Амалия Генриховна тяжело переживала смерть супруга, она бодрилась, делала вид, что все хорошо, но по ночам плакала. Я подумала, что кто-то на небесах пожалел маму и забрал ее. Теперь они с папой вместе, им там хорошо. Но вчера…
Лидия замолчала, потом робко спросила:
– Я показалась вам дурочкой?
– Конечно, нет! – воскликнул я.
Алексеева вздохнула.
– Мне свойственно ребячество. Я услышала про итальянское мороженое и пришла в восторг! В детстве я постоянно болела, эскимо мне доставалось только по большим праздникам, да и то в подтаявшем состоянии. Поэтому пломбир приводит меня, давно взрослую, в восторг. Ну и сейчас я сильно нервничаю, по этой причине кажусь взбалмошной. Вообще-то я опытный специалист, умею себя вести. Может, конечно, моя нервозность обусловлена отменой гомеопатии, которую я пила по назначению папы, да и все, что случилось в нашей семье, не способствует душевному равновесию.
– Вы совершенно не похожи на истеричку, – возразил Борис, – и мне всегда приятно видеть женщину, которая умеет искренне радоваться мелочам. Мороженому. Солнцу. Интересной книге. Дождю. Новым туфлям. Вы обладаете этим качеством. Перед вами у Ивана Павловича была дама, которая, уходя, раздавила каблуком его телефон.
Лида закрыла ладонью рот и тихонечко хихикнула.

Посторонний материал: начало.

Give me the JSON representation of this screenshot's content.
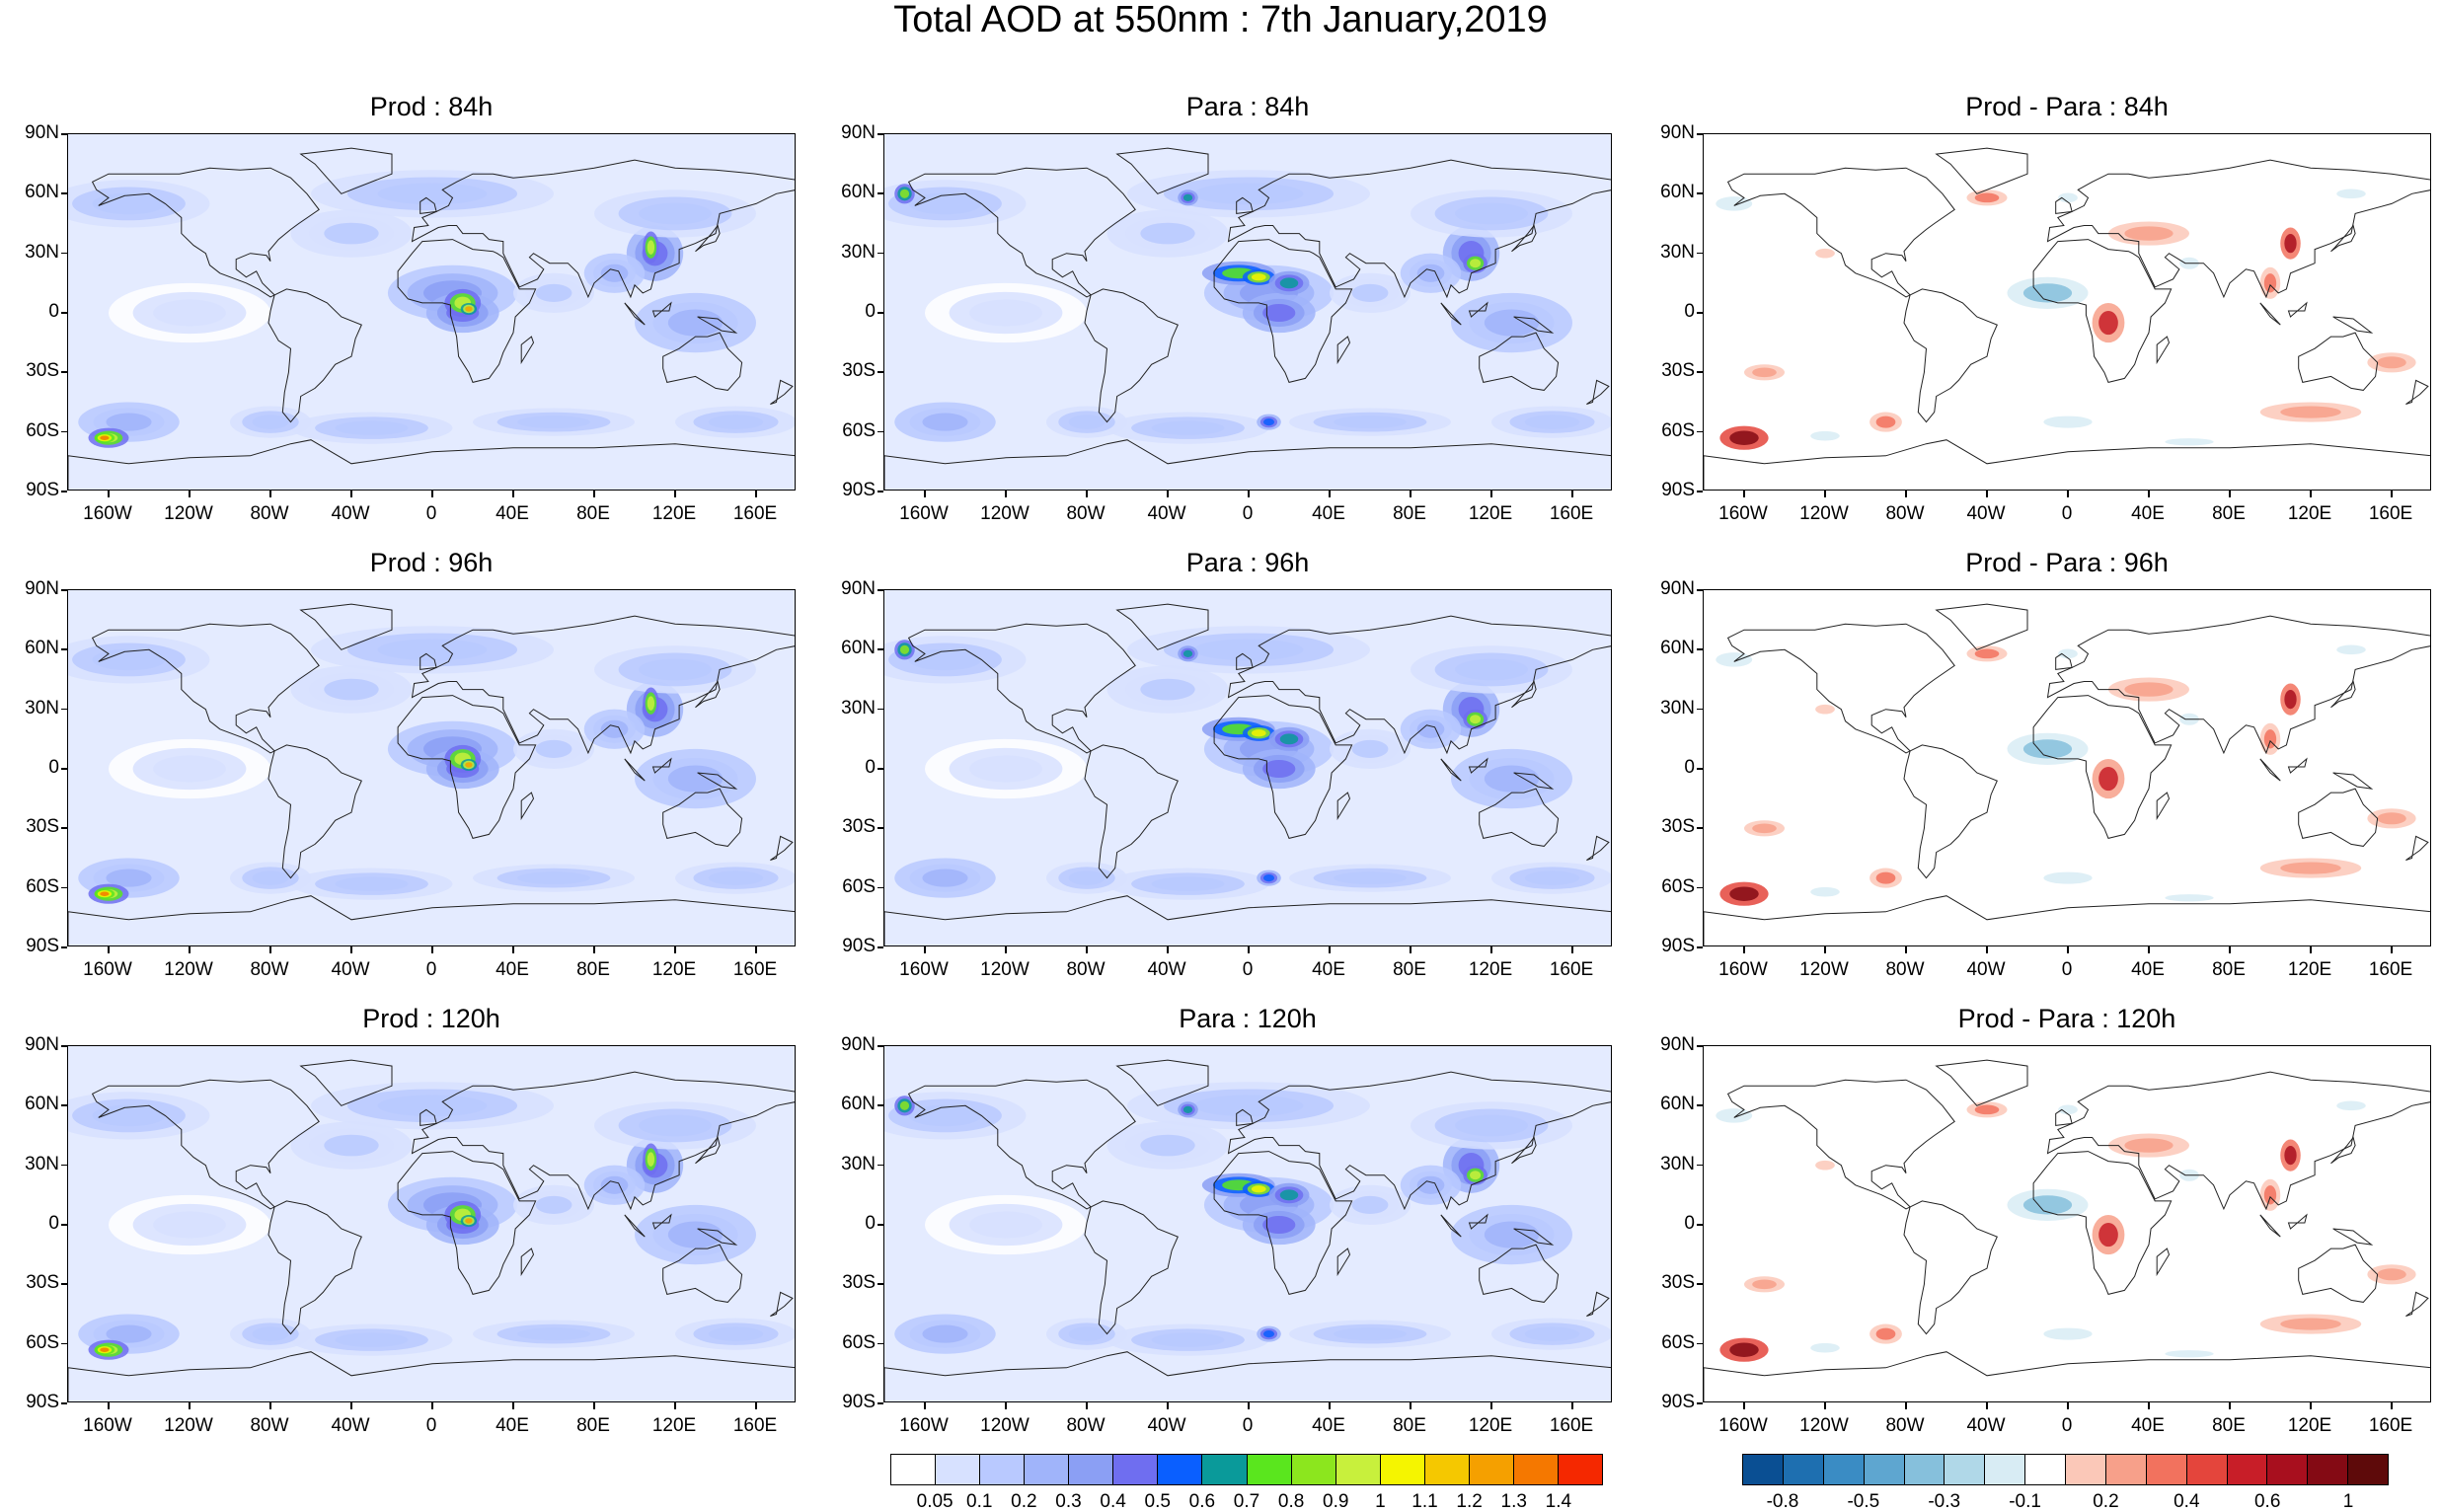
{
  "title": "Total AOD at 550nm : 7th January,2019",
  "panels": [
    {
      "title": "Prod : 84h",
      "kind": "aod"
    },
    {
      "title": "Para : 84h",
      "kind": "aod"
    },
    {
      "title": "Prod - Para : 84h",
      "kind": "diff"
    },
    {
      "title": "Prod : 96h",
      "kind": "aod"
    },
    {
      "title": "Para : 96h",
      "kind": "aod"
    },
    {
      "title": "Prod - Para : 96h",
      "kind": "diff"
    },
    {
      "title": "Prod : 120h",
      "kind": "aod"
    },
    {
      "title": "Para : 120h",
      "kind": "aod"
    },
    {
      "title": "Prod - Para : 120h",
      "kind": "diff"
    }
  ],
  "lat_labels": [
    "90N",
    "60N",
    "30N",
    "0",
    "30S",
    "60S",
    "90S"
  ],
  "lon_labels": [
    "160W",
    "120W",
    "80W",
    "40W",
    "0",
    "40E",
    "80E",
    "120E",
    "160E"
  ],
  "aod_colorbar": {
    "colors": [
      "#ffffff",
      "#d7e1ff",
      "#b9c9ff",
      "#a0b4fa",
      "#8b9ff4",
      "#6f6ef0",
      "#0a5fff",
      "#0a9a9a",
      "#5ae61e",
      "#8ce61e",
      "#c8f03c",
      "#f5f500",
      "#f5c800",
      "#f5a000",
      "#f57800",
      "#f52800"
    ],
    "labels": [
      "0.05",
      "0.1",
      "0.2",
      "0.3",
      "0.4",
      "0.5",
      "0.6",
      "0.7",
      "0.8",
      "0.9",
      "1",
      "1.1",
      "1.2",
      "1.3",
      "1.4"
    ]
  },
  "diff_colorbar": {
    "colors": [
      "#0a4f93",
      "#1e6fb0",
      "#3a8cc4",
      "#5ea6d0",
      "#86c0dc",
      "#b0d8e8",
      "#d8ecf4",
      "#ffffff",
      "#fbc8b8",
      "#f7a08a",
      "#f2725e",
      "#e4453c",
      "#c81e28",
      "#a80f1e",
      "#840a14",
      "#5e0a0a"
    ],
    "labels": [
      "-0.8",
      "-0.5",
      "-0.3",
      "-0.1",
      "0.2",
      "0.4",
      "0.6",
      "1"
    ]
  }
}
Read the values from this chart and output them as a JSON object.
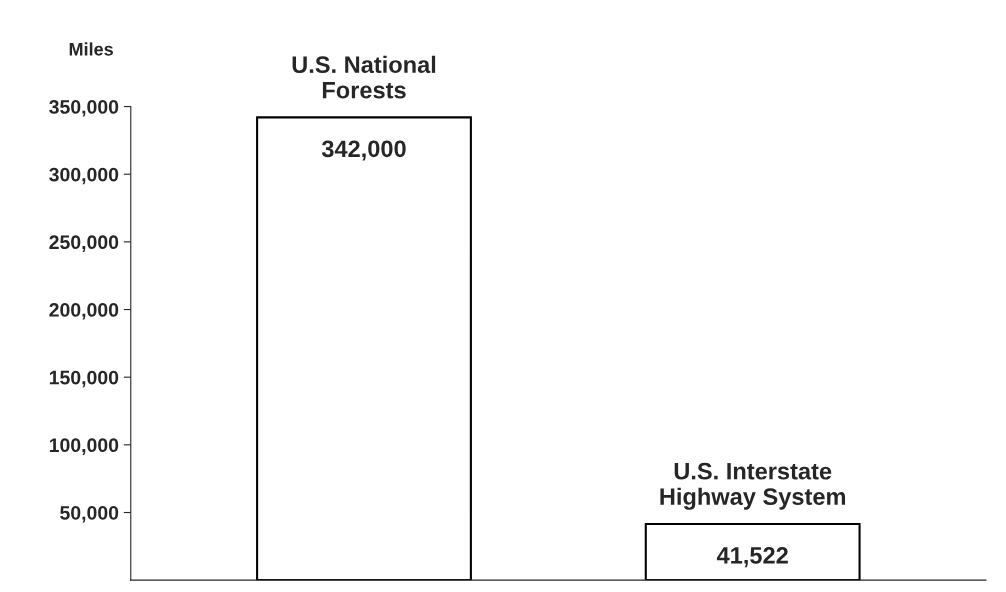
{
  "chart_data": {
    "type": "bar",
    "ylabel": "Miles",
    "categories": [
      "U.S. National\nForests",
      "U.S. Interstate\nHighway System"
    ],
    "values": [
      342000,
      41522
    ],
    "color": "#ffffff",
    "ylim": [
      0,
      350000
    ],
    "yticks": [
      {
        "value": 50000,
        "label": "50,000"
      },
      {
        "value": 100000,
        "label": "100,000"
      },
      {
        "value": 150000,
        "label": "150,000"
      },
      {
        "value": 200000,
        "label": "200,000"
      },
      {
        "value": 250000,
        "label": "250,000"
      },
      {
        "value": 300000,
        "label": "300,000"
      },
      {
        "value": 350000,
        "label": "350,000"
      }
    ],
    "value_labels": [
      "342,000",
      "41,522"
    ],
    "grid": false,
    "legend": false
  }
}
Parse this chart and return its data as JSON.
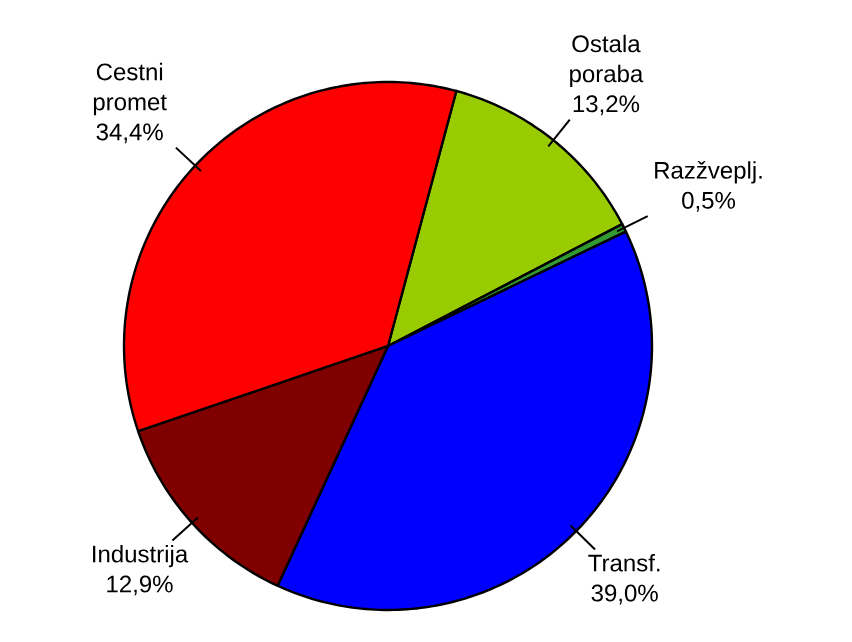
{
  "chart_data": {
    "type": "pie",
    "categories": [
      "Ostala poraba",
      "Razžveplj.",
      "Transf.",
      "Industrija",
      "Cestni promet"
    ],
    "values": [
      13.2,
      0.5,
      39.0,
      12.9,
      34.4
    ],
    "value_labels": [
      "13,2%",
      "0,5%",
      "39,0%",
      "12,9%",
      "34,4%"
    ],
    "colors": [
      "#99cc00",
      "#339933",
      "#0000ff",
      "#800000",
      "#ff0000"
    ]
  }
}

– На это я не способна. Но один раз вышвырнула свою трубку в окно. Звонки надоели! Раз я кажусь вам нормальным человеком, тогда у меня есть шанс, что вы отнесетесь к моему рассказу с вниманием. Около нашего дома работает кофейня, одна из первых в столице. Я там каждый день утром пью капучино. За стойкой стоит владелец заведения Леша, мы с ним приятели, но не близкие друзья. Позавчера, как обычно, в восемь утра я сажусь за любимый столик у окна, мне готовят кофе. И вдруг прилетает эсэмэска от соседки с пятого этажа: «Спустись вниз, я не могу дверь подъезда открыть. Виктор не отвечает. У меня, наверное, ключ размагнитился. Олеся». Алексей чашку передо мной поставил, а я кинулась на выход со словами: «Сейчас вернусь, только Олесе дверь открою». Весь наш дом к Леше ходит, он нас всех прекрасно знает. Подбегаю к парадному – никого. Ну, думаю, наверное, Леська сама сумела дверь открыть. Написала ей: «Ты уже дома? Я у входа». И назад пошла. Ответ быстро прилетел: «Я душ принимала, голова мокрая. Зайди минут через десять». Я остановилась, ничего не понимая.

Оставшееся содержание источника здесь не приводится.